Que faire, in extremis, avec un lieu aussi chargé d’émotion qu’exsangue de mémoire, comme le fut l’ancien l’hôpital psychiatrique de Picauville ? C’est la situation ayant échue à Philippe Artières et Mathieu Pernot. La difficulté majeure était, au-delà de ce qu’il y avait à dire et de ce qu’il y avait à montrer, que le souvenir de tout ce qui avait déjà eu lieu – si fragiles depuis la fermeture de l’établissement – puisse être recouvert par les propos des deux intervenants et définitivement s’éteindre. Le photographe et l’historien ont donc pris le parti d’articuler leur travail sur le fonds d’archives de l’institution.
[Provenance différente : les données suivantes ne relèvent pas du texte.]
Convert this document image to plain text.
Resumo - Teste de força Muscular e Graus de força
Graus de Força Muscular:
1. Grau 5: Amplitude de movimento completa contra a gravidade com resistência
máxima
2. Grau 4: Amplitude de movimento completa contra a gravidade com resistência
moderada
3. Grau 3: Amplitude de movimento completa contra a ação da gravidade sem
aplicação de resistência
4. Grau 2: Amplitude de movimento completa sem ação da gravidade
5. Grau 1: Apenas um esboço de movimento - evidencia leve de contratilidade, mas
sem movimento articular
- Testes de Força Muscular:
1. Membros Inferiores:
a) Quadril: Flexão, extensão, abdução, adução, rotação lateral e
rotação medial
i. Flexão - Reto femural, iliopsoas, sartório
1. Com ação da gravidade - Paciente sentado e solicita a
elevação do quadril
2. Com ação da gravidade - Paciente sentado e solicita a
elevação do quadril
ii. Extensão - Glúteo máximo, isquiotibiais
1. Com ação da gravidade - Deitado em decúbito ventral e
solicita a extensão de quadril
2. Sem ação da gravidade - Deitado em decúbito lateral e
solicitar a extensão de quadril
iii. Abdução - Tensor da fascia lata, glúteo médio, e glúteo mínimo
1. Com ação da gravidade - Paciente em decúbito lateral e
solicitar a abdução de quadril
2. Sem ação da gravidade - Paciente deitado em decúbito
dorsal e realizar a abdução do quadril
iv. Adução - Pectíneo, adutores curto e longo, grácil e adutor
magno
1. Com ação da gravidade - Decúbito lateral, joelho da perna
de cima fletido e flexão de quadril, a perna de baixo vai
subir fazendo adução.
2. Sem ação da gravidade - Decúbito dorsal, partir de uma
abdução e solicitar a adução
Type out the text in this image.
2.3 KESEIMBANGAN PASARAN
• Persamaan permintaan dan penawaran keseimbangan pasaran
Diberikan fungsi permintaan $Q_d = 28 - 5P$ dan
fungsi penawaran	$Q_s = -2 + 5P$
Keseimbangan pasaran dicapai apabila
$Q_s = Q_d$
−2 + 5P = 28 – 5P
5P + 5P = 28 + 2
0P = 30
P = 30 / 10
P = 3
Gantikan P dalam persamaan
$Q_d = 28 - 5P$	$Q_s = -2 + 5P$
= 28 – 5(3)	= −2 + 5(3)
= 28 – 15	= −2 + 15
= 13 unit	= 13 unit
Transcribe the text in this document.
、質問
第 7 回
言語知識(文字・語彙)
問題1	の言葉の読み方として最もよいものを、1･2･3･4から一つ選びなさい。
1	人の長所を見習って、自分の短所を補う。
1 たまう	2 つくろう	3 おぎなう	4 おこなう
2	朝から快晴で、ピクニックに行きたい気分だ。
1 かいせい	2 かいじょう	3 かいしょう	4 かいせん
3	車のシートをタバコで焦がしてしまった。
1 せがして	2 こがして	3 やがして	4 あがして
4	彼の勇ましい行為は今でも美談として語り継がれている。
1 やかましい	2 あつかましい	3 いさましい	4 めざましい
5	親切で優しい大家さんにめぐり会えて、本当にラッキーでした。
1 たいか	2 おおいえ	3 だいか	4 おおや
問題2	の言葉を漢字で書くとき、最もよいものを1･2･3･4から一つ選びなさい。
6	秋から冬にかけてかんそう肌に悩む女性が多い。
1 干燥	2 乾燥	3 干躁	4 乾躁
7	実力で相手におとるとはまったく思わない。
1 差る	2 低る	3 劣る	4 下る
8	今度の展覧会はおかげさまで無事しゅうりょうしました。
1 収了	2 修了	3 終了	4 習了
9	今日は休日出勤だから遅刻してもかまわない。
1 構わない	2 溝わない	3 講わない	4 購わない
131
Des images, témoignages plus où moins orientés de la vie dans la communauté, proposées non pas comme une histoire photographique de hôpital, mais comme une histoire hospitalière de la photographie.

Accrochées chronologiquement, elles déroulent les genres et les modalités de la photographie, avec ses tics que l’on reconnaît immédiatement, ses us et nouveautés : des plans de groupes frontaux, des vues en biais dynamisées par le regard des protagonistes, des architectures très composées, des cartes postales, et des petits moments picturaux et pittoresques de la vie des sœurs du couvent.

À cette histoire, Philippe Artière et Mathieu Pernot n’ont pas pu résister à l’envie d’ajouter leurs propres habitudes d’artiste et de théoricien – formalisme et périmètre –, pierre supplémentaire dans le jardin des commentaires que réalisèrent pendant près d’un siècle ceux qui laissèrent leurs traces dans les archives de l’asile. Puisqu’il y eut les photographes ambulants, la pratique des directeurs, celle des contremaîtres, du jardinier, des animateurs de la kermesse, l’initiation des uns, le travail des autres, ils s’ajoutent, presque naïvement, pour ne pas dire tragiquement, dans l’histoire du regard biaisé que porte les photographes sur des souffrances quand celles-ci sont traitées comme des sujets.